We hoped for the best, but it looks like the worst is inevitable.
When NFL owners read the opposing defense, they see an obvious soft spot in the line: the free-spending, high-living ways of more than 20 percent of the league’s players.
Though a lockout has been threatened for years — and despite an apparent rise in the number of football stars safeguarding their millions — roughly 380 of the NFL’s near 1,700 players still live paycheck to paycheck, according to financial experts familiar with the league.
“Therein lies the leverage these owners have to potentially use as an excuse to force the Players Association … to sneeze first,” said Reggie Wilkes, a 10-year NFL linebacker and now a financial adviser who preaches “lifestyle management” to more than 20 NFL clients. “If (union chief) DeMaurice Smith doesn’t have guys saving their money, it’s going to be difficult for them to withstand a potential lockout.”

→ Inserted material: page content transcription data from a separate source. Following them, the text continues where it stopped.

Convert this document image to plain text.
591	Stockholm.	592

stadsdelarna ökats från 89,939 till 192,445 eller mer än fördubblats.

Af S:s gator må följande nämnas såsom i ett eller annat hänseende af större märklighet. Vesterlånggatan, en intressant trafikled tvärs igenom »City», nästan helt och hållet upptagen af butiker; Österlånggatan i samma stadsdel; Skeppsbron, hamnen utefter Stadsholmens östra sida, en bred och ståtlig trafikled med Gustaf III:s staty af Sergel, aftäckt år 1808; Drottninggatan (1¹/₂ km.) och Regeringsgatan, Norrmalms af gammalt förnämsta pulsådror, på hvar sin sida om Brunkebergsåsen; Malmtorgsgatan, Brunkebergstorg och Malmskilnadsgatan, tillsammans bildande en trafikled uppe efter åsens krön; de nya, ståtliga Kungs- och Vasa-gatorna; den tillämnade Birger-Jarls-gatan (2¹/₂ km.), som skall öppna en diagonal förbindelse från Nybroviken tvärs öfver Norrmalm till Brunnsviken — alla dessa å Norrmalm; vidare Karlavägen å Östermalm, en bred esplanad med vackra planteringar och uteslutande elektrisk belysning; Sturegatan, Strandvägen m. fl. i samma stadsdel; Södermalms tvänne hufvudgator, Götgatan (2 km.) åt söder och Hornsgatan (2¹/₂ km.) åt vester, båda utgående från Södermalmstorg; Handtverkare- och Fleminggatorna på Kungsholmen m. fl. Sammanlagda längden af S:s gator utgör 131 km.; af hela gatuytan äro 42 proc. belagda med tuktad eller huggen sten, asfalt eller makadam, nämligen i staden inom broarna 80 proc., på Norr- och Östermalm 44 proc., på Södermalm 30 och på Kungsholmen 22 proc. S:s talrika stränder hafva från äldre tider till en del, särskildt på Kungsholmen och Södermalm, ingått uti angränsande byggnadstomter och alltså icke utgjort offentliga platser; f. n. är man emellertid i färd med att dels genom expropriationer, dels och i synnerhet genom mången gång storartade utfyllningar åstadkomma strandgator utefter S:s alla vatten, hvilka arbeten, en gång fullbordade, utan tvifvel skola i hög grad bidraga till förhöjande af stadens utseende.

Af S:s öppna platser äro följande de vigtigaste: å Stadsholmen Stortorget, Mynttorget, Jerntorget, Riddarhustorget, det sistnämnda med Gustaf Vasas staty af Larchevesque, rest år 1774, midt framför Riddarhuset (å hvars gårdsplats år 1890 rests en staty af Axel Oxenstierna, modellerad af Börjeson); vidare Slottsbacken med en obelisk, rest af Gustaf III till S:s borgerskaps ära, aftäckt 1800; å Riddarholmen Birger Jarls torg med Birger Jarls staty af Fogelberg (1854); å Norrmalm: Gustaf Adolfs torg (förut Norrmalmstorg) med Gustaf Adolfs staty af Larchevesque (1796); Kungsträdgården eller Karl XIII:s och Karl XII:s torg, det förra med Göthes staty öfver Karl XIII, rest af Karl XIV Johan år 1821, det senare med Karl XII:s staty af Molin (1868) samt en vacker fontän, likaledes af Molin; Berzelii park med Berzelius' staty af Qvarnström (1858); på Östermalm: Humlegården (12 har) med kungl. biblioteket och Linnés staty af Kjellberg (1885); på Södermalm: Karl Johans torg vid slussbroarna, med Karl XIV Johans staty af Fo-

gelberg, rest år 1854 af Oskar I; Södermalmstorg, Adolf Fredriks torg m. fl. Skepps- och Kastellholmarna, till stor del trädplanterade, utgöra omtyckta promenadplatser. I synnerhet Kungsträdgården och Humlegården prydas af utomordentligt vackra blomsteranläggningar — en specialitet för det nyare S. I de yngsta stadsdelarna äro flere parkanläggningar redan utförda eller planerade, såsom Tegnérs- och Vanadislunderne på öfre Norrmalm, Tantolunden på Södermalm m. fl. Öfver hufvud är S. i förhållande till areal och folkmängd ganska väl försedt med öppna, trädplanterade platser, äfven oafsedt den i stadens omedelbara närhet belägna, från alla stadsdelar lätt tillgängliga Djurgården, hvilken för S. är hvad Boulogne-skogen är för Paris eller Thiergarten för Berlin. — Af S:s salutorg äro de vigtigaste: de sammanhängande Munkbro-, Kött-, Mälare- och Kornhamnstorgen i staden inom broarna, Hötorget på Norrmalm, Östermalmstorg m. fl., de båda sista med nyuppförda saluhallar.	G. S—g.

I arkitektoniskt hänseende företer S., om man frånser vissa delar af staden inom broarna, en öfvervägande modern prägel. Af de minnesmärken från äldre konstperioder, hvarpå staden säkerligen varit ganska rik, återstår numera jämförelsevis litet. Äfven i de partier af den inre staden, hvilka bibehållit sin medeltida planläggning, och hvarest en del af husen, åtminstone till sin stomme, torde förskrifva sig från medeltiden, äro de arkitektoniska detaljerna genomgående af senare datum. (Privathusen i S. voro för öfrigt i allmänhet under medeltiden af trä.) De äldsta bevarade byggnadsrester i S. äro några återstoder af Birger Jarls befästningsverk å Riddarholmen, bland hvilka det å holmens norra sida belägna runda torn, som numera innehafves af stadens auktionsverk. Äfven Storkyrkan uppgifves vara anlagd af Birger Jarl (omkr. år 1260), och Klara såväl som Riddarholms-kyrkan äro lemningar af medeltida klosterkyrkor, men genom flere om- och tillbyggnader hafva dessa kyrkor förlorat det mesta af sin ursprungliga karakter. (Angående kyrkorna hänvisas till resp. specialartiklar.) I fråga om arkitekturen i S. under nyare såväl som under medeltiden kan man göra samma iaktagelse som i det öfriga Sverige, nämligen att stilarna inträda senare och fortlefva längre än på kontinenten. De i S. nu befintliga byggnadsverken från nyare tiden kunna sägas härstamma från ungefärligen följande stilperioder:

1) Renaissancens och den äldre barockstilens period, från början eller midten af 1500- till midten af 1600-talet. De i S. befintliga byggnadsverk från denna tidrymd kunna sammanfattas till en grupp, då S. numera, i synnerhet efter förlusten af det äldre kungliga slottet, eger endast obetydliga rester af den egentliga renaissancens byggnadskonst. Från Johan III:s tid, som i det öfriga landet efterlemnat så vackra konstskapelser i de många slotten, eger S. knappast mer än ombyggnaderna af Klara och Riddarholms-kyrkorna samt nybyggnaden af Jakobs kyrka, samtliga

Many players are “going to be hurting,” agreed New York Jets linebacker Bart Scott, 30, a Wilkes client. Scott, who stands to earn, or lose, $6 million next season, is frugal by NFL standards, driving his 2002 Lincoln Navigator “into the ground” and purchasing a $700,000 home — relatively modest by football star standards. Scott said some “young guys” in his locker room “see what the older guys have, and they’re not there yet. They’re trying to catch up and keep up with the Joneses” by buying $2 million mansions.
There is a wide variation in NFL players’ salaries. The average player salary for the 2009-10 season using USA Today’s numbers is $1,870,998. But the number isn’t particularly meaningful since superstars can earn far more and second- or third-stringers far less. The league rookie minimum salary is $320,000.
Barring a late agreement between the union and owners, players could be locked out of NFL facilities as soon as Friday.
Millionaire vs. Billionaires, and we all know big bank take lil’ bank. Hopefully they can find some common ground because no football in the winter just ain’t right.